Link: GAO Opinion
Agency: Department of the Army
Disposition: Protest denied.
Keywords: Technical Evaluation; Price Realism
General Counsel P.C. Highlight: A protester’s mere disagreement with the agency’s judgment in its determination of the relative merit of competing proposals does not establish that the evaluation was unreasonable.
The Department of the Army issued a request for proposals (RFP) to award a fixed-price indefinite-delivery/indefinite-quantity (ID/IQ) contract for a base year and four option years for the mobilization, lease, operation, and demobilization of dining facilities (DFACs) for soldiers and civilian personnel in Kuwait. Najilaa International Catering Services (Najilaa) was not awarded the contract and challenges the agency’s evaluation of proposed staffing levels and associated pricing of the awardee, who was also the incumbent, and claims that the agency failed to conduct meaningful discussions with Najilaa regarding the perceived excessive staffing plan.
The contract was to be awarded based on a “best value” basis that considered mission capability, strategic plans, past performance, and price. Offerors were notified in the RFP’s performance work statement (PWS) that services likely would expand or decrease during performance of the contract and to provide for greater flexibility and to limit risk, the contractor would assume the risk related to the uncertainty of the food service requirements. Also, the PWS provided that the contractor must be capable of operating the DFACs 24-hours, seven days a week, and must provide sufficient workforce to prepare, serve, clean, and maintain the facilities.
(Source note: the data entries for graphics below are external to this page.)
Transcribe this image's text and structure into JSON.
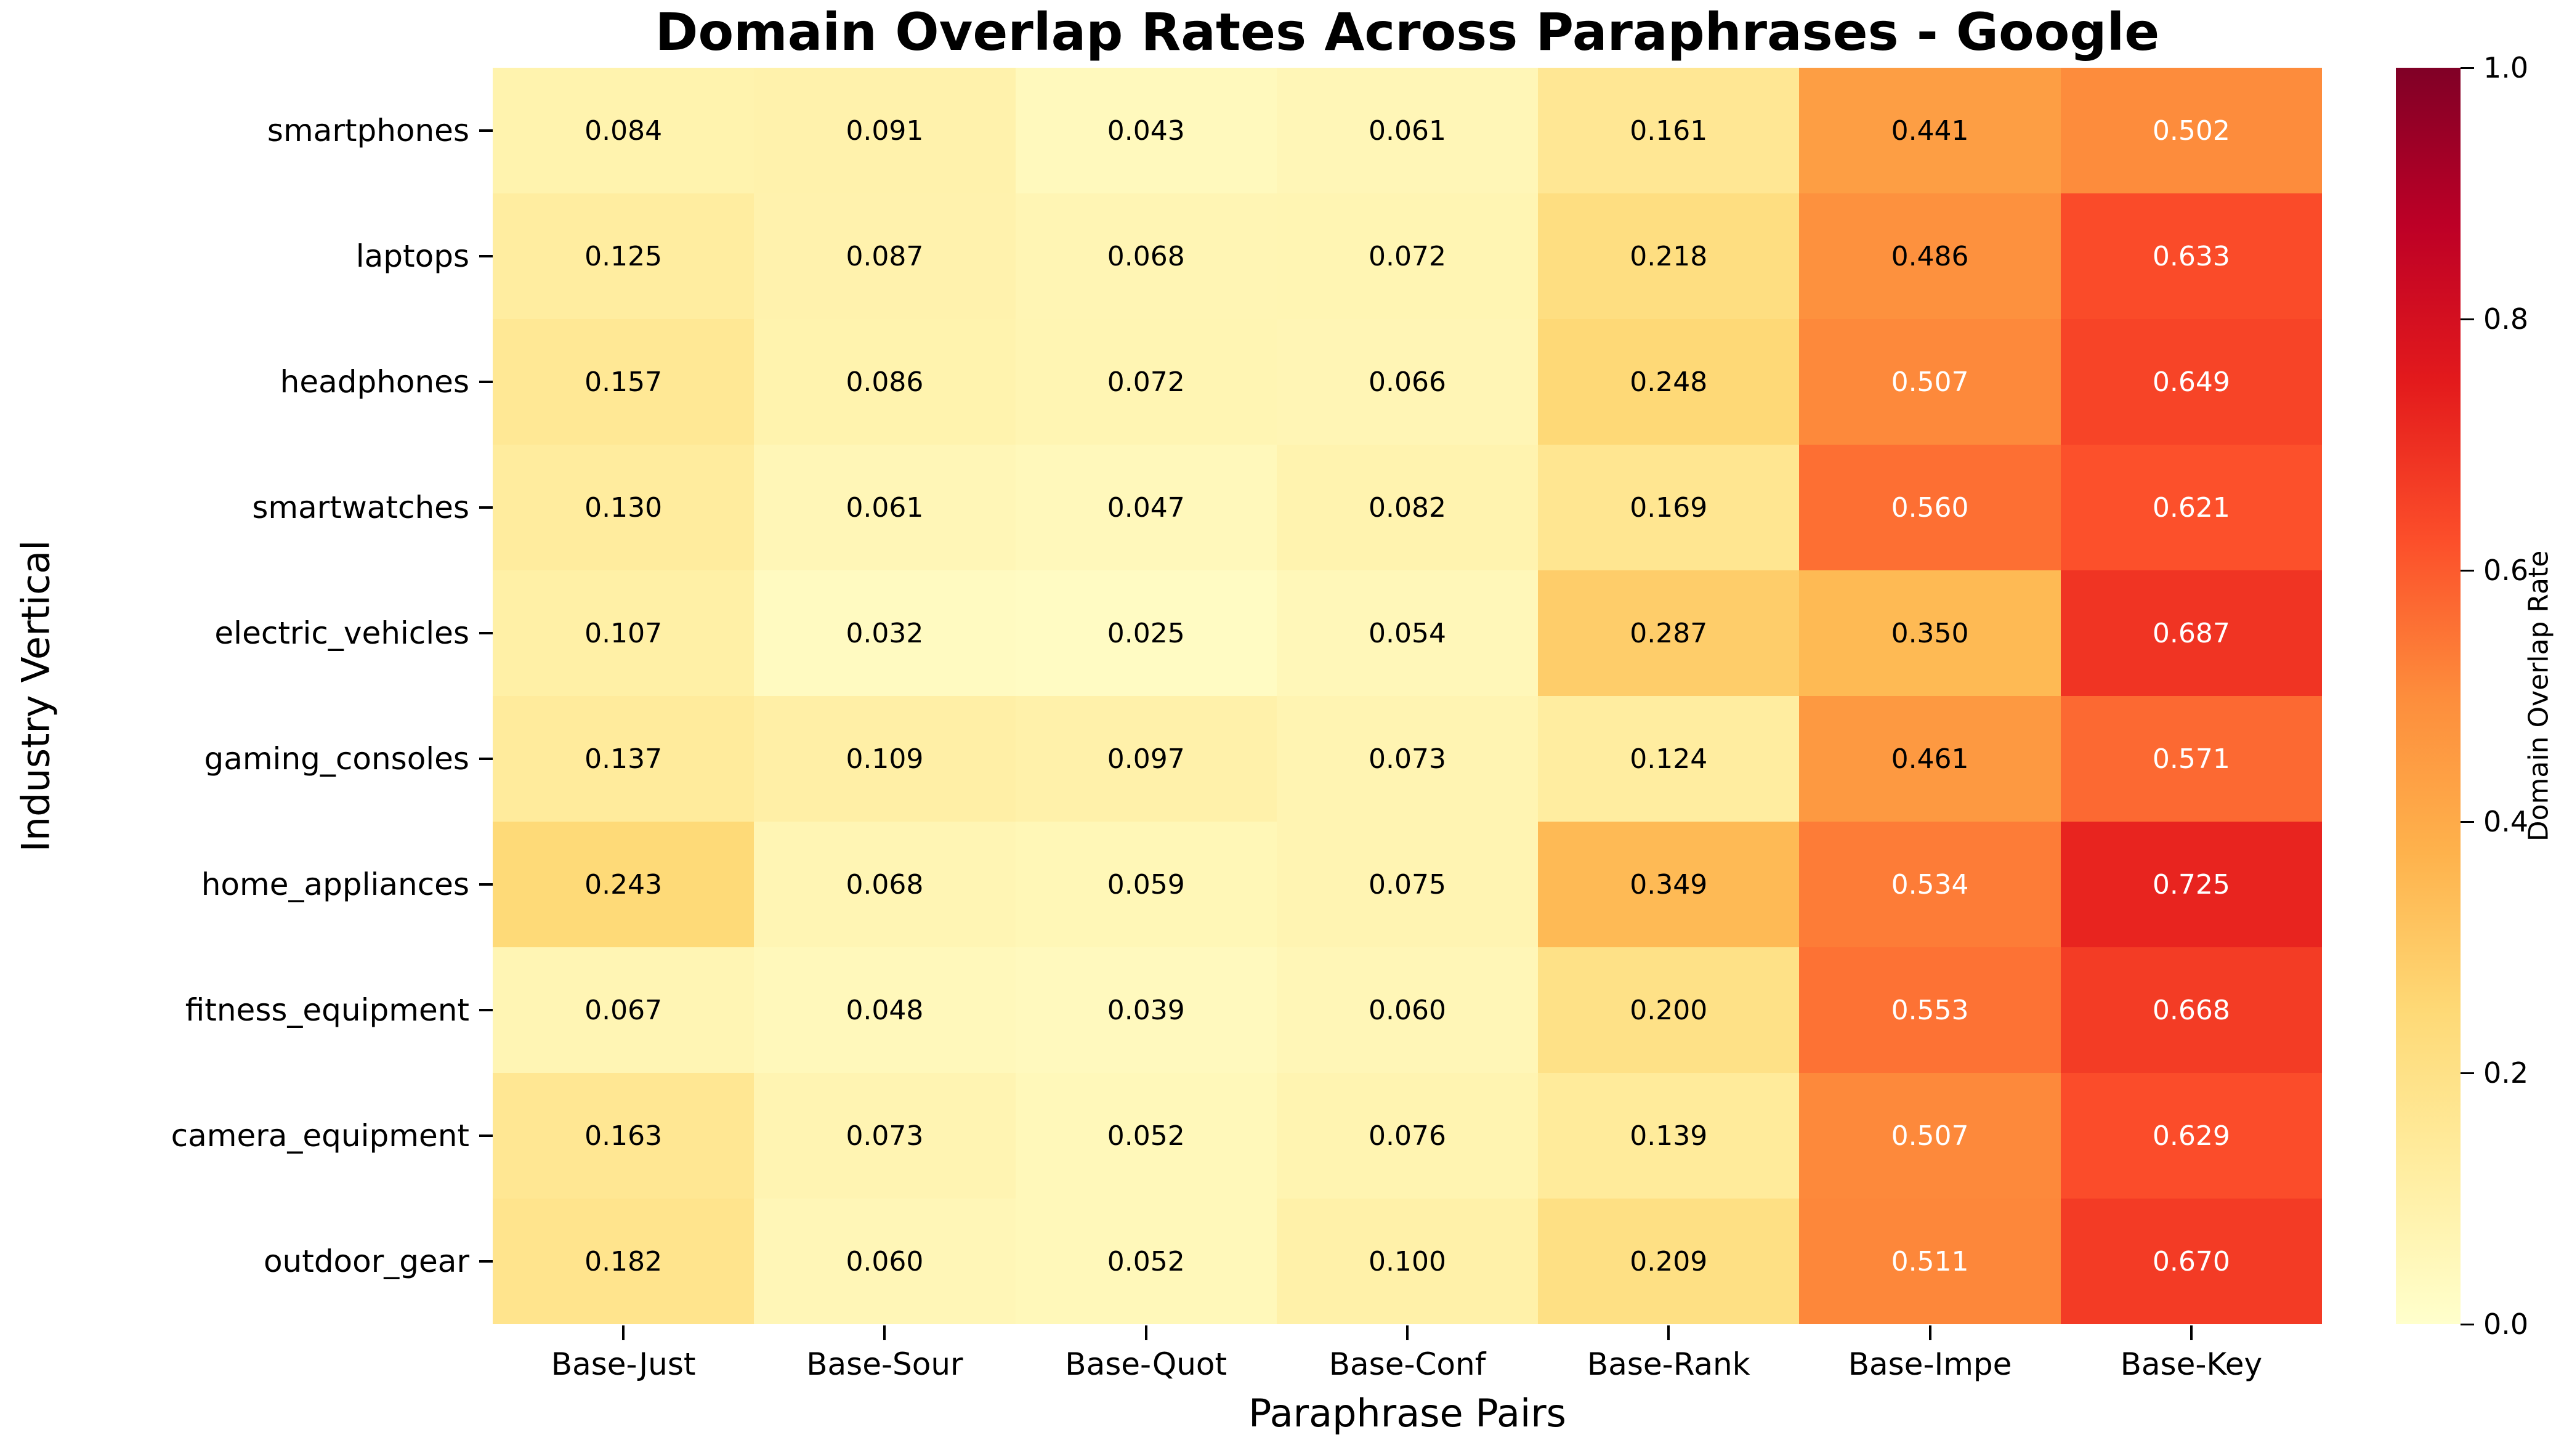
{
  "chart_data": {
    "type": "heatmap",
    "title": "Domain Overlap Rates Across Paraphrases - Google",
    "xlabel": "Paraphrase Pairs",
    "ylabel": "Industry Vertical",
    "x_categories": [
      "Base-Just",
      "Base-Sour",
      "Base-Quot",
      "Base-Conf",
      "Base-Rank",
      "Base-Impe",
      "Base-Key"
    ],
    "y_categories": [
      "smartphones",
      "laptops",
      "headphones",
      "smartwatches",
      "electric_vehicles",
      "gaming_consoles",
      "home_appliances",
      "fitness_equipment",
      "camera_equipment",
      "outdoor_gear"
    ],
    "values": [
      [
        0.084,
        0.091,
        0.043,
        0.061,
        0.161,
        0.441,
        0.502
      ],
      [
        0.125,
        0.087,
        0.068,
        0.072,
        0.218,
        0.486,
        0.633
      ],
      [
        0.157,
        0.086,
        0.072,
        0.066,
        0.248,
        0.507,
        0.649
      ],
      [
        0.13,
        0.061,
        0.047,
        0.082,
        0.169,
        0.56,
        0.621
      ],
      [
        0.107,
        0.032,
        0.025,
        0.054,
        0.287,
        0.35,
        0.687
      ],
      [
        0.137,
        0.109,
        0.097,
        0.073,
        0.124,
        0.461,
        0.571
      ],
      [
        0.243,
        0.068,
        0.059,
        0.075,
        0.349,
        0.534,
        0.725
      ],
      [
        0.067,
        0.048,
        0.039,
        0.06,
        0.2,
        0.553,
        0.668
      ],
      [
        0.163,
        0.073,
        0.052,
        0.076,
        0.139,
        0.507,
        0.629
      ],
      [
        0.182,
        0.06,
        0.052,
        0.1,
        0.209,
        0.511,
        0.67
      ]
    ],
    "value_decimals": 3,
    "vmin": 0.0,
    "vmax": 1.0,
    "grid": "off",
    "colormap": {
      "name": "YlOrRd",
      "stops": [
        "#ffffcc",
        "#ffeda0",
        "#fed976",
        "#feb24c",
        "#fd8d3c",
        "#fc4e2a",
        "#e31a1c",
        "#bd0026",
        "#800026"
      ]
    },
    "annotation_colors": {
      "dark_text": "#000000",
      "light_text": "#ffffff"
    },
    "colorbar": {
      "label": "Domain Overlap Rate",
      "tick_labels": [
        "0.0",
        "0.2",
        "0.4",
        "0.6",
        "0.8",
        "1.0"
      ],
      "tick_values": [
        0.0,
        0.2,
        0.4,
        0.6,
        0.8,
        1.0
      ],
      "position": "right"
    }
  }
}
Although Najilaa’s proposal received ratings of acceptable overall under the mission capability factor and excellent for the lesser-weighted strategic plans factor, no past performance information had been submitted and so the agency assessed an unknown risk rating for that factor. The agency found Najilaa’s DFAC staffing excessive for the meal service requirements anticipated by the RFP and Najilaa was asked to provide its rationale for the staffing levels. Najilaa responded that it felt the labor quantities to be necessary to meet the PWS requirements, but the agency found this explanation insufficient. Najilaa’s final proposed price was $157 million. The awardee/incumbent’s final proposed price was $60 million.
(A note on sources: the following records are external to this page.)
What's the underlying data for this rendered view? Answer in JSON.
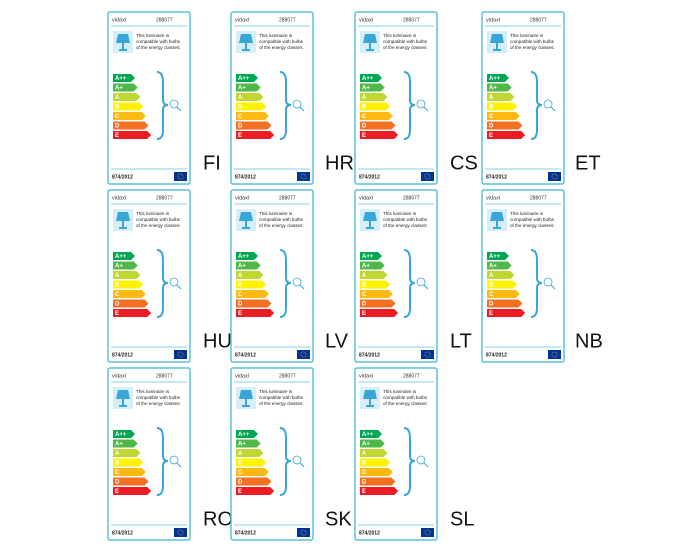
{
  "label": {
    "brand": "vidaxl",
    "model": "288077",
    "text": [
      "This luminaire is",
      "compatible with bulbs",
      "of the energy classes:"
    ],
    "classes": [
      "A++",
      "A+",
      "A",
      "B",
      "C",
      "D",
      "E"
    ],
    "regulation": "874/2012"
  },
  "languages": [
    "FI",
    "HR",
    "CS",
    "ET",
    "HU",
    "LV",
    "LT",
    "NB",
    "RO",
    "SK",
    "SL"
  ]
}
In reviewing a protest against an agency’s evaluation of proposals, GAO will not reevaluate proposals but instead will examine the record to determine whether the agency’s judgment was reasonable and consistent with the stated evaluation criteria. A protester’s mere disagreement with the agency’s judgment in its determination of the relative merit of competing proposals does not establish that the evaluation was unreasonable. In its review of the record and denial of the protest, GAO found that Najilaa unreasonably interpreted the PWS’s staffing requirements. GAO stated that although the PWS required the contractor to provide staffing at maximum feeling levels when the agency required, this need was anticipated as infrequent and atypical. GAO found that Najilaa was unreasonable in assuming that offerors were required to propose operations at maximum feeding levels for the entire five-year period.
As to Najilaa’s contention that the agency failed to adequately assess the realism of the awardee’s price, the GAO found that, in this case, a fixed-price contract does not require an agency to conduct a price realism evaluation. The RFP did not specifically require a price realism evaluation and did not require offerors to provide cost or pricing data.
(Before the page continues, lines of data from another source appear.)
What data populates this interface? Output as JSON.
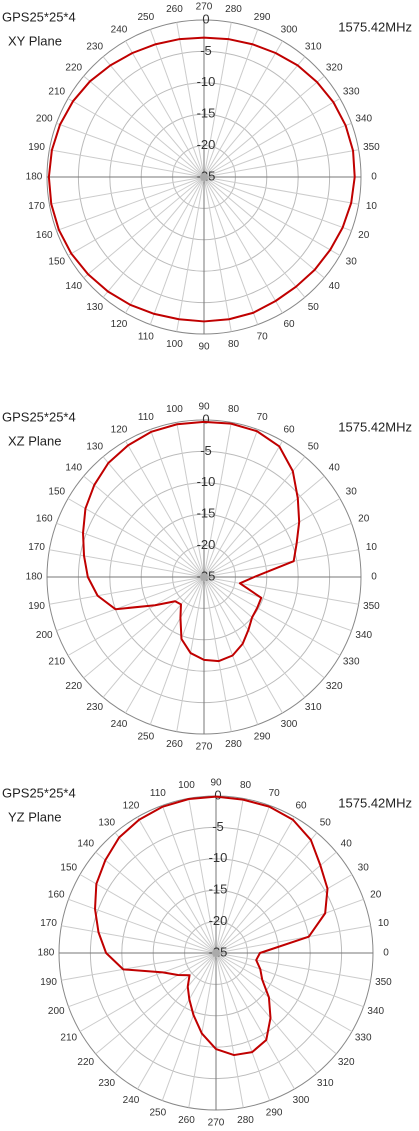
{
  "chart_data": [
    {
      "type": "polar",
      "title": "GPS25*25*4",
      "subtitle": "XY Plane",
      "annotation": "1575.42MHz",
      "direction": "clockwise",
      "color": "#c00000",
      "grid": true,
      "theta": [
        0,
        10,
        20,
        30,
        40,
        50,
        60,
        70,
        80,
        90,
        100,
        110,
        120,
        130,
        140,
        150,
        160,
        170,
        180,
        190,
        200,
        210,
        220,
        230,
        240,
        250,
        260,
        270,
        280,
        290,
        300,
        310,
        320,
        330,
        340,
        350
      ],
      "values": [
        -1,
        -1.2,
        -1.5,
        -1.8,
        -2,
        -2.2,
        -2.2,
        -2,
        -2,
        -2,
        -2,
        -1.8,
        -1.5,
        -1.2,
        -0.9,
        -0.6,
        -0.4,
        -0.3,
        -0.3,
        -0.4,
        -0.6,
        -0.9,
        -1.3,
        -1.8,
        -2.2,
        -2.5,
        -2.7,
        -2.8,
        -2.7,
        -2.5,
        -2.2,
        -1.8,
        -1.5,
        -1.2,
        -1,
        -0.9
      ],
      "rlim": [
        -25,
        0
      ],
      "rticks": [
        -25,
        -20,
        -15,
        -10,
        -5,
        0
      ]
    },
    {
      "type": "polar",
      "title": "GPS25*25*4",
      "subtitle": "XZ Plane",
      "annotation": "1575.42MHz",
      "direction": "counterclockwise",
      "color": "#c00000",
      "grid": true,
      "theta": [
        0,
        10,
        20,
        30,
        40,
        50,
        60,
        70,
        80,
        90,
        100,
        110,
        120,
        130,
        140,
        150,
        160,
        170,
        180,
        190,
        200,
        210,
        220,
        230,
        240,
        250,
        260,
        270,
        280,
        290,
        300,
        310,
        320,
        330,
        340,
        350
      ],
      "values": [
        -17,
        -10.5,
        -9.3,
        -7.5,
        -5.5,
        -3,
        -1,
        -0.3,
        -0.2,
        -0.3,
        -0.3,
        -0.4,
        -0.8,
        -1.3,
        -2.2,
        -3.2,
        -4.5,
        -5.6,
        -6.5,
        -7.8,
        -10,
        -16,
        -19,
        -19.3,
        -17.5,
        -14.5,
        -12.7,
        -11.8,
        -11.4,
        -11.7,
        -12.7,
        -14,
        -15,
        -15.2,
        -15.3,
        -19.2
      ],
      "rlim": [
        -25,
        0
      ],
      "rticks": [
        -25,
        -20,
        -15,
        -10,
        -5,
        0
      ]
    },
    {
      "type": "polar",
      "title": "GPS25*25*4",
      "subtitle": "YZ Plane",
      "annotation": "1575.42MHz",
      "direction": "counterclockwise",
      "color": "#c00000",
      "grid": true,
      "theta": [
        0,
        10,
        20,
        30,
        40,
        50,
        60,
        70,
        80,
        90,
        100,
        110,
        120,
        130,
        140,
        150,
        160,
        170,
        180,
        190,
        200,
        210,
        220,
        230,
        240,
        250,
        260,
        270,
        280,
        290,
        300,
        310,
        320,
        330,
        340,
        350
      ],
      "values": [
        -18,
        -10,
        -6.5,
        -4.5,
        -3.3,
        -1.5,
        -0.5,
        -0.2,
        -0.2,
        -0.1,
        -0.1,
        -0.2,
        -0.5,
        -1,
        -2,
        -3,
        -4.5,
        -6,
        -7.5,
        -10,
        -16,
        -18,
        -19.5,
        -18,
        -16.5,
        -14.5,
        -12,
        -9.7,
        -8.5,
        -8.2,
        -9,
        -11.5,
        -14,
        -16.5,
        -17.5,
        -18.5
      ],
      "rlim": [
        -25,
        0
      ],
      "rticks": [
        -25,
        -20,
        -15,
        -10,
        -5,
        0
      ]
    }
  ]
}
Finally, GAO did not resolve the issue of whether the agency failed to conduct meaningful discussion with Najilaa, since the record was clear that Najilaa did not suffer competitive prejudice and Najilaa did not have a substantial chance of receiving the award. GAO stated that Najilaa never explained, specifically, how it would have changed its proposal to decrease staffing levels. GAO denied the protest.